ONEWS.ID-PALEMBANG(SUM-SEL)-DPC Peradi Palembang mengutus Advokat Dodi IK untuk mengikuti Bimtek Hukum Acara Penyelesaian Perkara Perselisihan Hasil Pemilihan Umum Tahun 2019. Dodi yang merupakan putra asli Musi Banyuasin (Muba), Sumsel, yang selama ini dikenal sebagai pengacara dengan spesialisasi Pra-Peradilan ini mengikuti Bimtek Bagi Advokat Angkatan IV di Pusdik Pancasila & Konstitusi MK RI di Cisarua Bogor selama 3 hari mulai dari Senin 18 sampai 20 Maret 2019.
” Ya memang benar saya diutus DPC Peradi Palembang dalam rangka Bimtek Teknis Hukum Acara PPPHPU Tahun 2019 di Mess Pusdik MK di Cisarua Bogor. Tolong doa nya semoga Bimtek ini menambah ilmu yang bermanfaat untuk kita semua khususnya dalam penanganan perkara perselisihan pemilu” kata Dodi, kepada prioritas.co.id melalui akun whatsapp nya, Sabtu (23/3/2019).

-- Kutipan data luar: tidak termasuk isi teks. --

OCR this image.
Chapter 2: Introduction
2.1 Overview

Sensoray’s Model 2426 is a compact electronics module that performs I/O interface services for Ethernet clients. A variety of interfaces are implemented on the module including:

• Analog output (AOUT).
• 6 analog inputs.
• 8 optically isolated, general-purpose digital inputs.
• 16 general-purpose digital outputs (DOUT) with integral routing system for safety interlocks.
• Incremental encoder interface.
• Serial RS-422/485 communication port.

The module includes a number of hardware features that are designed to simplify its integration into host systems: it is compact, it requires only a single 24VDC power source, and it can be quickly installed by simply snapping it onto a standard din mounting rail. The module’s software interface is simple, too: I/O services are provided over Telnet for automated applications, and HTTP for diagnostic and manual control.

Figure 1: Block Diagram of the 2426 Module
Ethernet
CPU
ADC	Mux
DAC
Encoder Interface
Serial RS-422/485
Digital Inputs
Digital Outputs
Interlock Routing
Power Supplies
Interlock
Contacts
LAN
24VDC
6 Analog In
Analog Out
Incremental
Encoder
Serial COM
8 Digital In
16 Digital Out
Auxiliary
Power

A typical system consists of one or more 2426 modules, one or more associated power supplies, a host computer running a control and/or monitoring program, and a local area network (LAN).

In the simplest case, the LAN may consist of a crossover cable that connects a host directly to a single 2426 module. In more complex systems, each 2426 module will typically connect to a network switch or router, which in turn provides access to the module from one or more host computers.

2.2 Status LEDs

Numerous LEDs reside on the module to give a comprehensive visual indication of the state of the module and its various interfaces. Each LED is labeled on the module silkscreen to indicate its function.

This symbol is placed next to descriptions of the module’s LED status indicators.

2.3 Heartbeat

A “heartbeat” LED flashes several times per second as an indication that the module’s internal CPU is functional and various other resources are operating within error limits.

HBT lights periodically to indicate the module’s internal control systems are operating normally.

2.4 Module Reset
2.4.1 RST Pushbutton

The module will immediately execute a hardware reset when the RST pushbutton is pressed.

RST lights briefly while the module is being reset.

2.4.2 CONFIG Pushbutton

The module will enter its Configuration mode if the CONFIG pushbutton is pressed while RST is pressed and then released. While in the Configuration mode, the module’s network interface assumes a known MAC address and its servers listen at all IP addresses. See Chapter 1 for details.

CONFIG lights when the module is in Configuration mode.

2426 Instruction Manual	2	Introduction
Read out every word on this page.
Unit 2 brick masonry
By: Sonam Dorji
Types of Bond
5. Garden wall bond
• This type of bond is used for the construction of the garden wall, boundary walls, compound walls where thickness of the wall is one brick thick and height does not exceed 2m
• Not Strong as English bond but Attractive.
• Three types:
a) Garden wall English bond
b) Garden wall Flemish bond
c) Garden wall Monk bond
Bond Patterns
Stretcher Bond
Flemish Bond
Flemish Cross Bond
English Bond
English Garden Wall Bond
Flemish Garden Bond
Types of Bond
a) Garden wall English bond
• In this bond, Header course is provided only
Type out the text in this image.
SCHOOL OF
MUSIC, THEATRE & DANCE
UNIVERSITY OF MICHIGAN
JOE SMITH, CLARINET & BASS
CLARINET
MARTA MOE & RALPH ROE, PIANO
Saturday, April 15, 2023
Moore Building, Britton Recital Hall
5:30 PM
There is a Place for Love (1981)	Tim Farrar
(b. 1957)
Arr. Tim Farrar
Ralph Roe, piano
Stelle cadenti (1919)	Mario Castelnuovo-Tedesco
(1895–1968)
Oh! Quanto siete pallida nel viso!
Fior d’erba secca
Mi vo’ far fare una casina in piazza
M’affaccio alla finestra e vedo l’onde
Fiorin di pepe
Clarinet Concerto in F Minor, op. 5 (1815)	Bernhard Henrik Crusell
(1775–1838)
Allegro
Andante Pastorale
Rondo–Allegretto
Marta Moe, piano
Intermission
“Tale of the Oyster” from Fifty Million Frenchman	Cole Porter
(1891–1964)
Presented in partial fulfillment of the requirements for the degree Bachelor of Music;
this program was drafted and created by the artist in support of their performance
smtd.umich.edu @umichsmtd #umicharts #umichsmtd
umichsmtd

Diutusnya Dodi oleh DPN Peradi Palembang sehubungan dengan undangan Mahkamah Konstitusi RI kepada DPN Peradi dalam Rangka Bimbingan Teknis Hukum Acara Penyelesaian Perkara Perselisihan Hasil Pemilihan Umum Tahun 2019.
Bintek tersebut ditujukan Bagi Advokat Angkatan IV di Pusdik Pancasila & Konstitusi MK RI di Cisarua Bogor selama 3 hari dimulai 18 sampai 20 Maret 2019. Kemudian dilanjutkan Bimtek Utusan Parpol mulai dari 21-23 Maret 2019.
Menindaklanjuti Surat DPN Peradi bahwa DPC Peradi Palembang mengutus Advokat Dodi IK untuk mengikuti Bimtek tersebut.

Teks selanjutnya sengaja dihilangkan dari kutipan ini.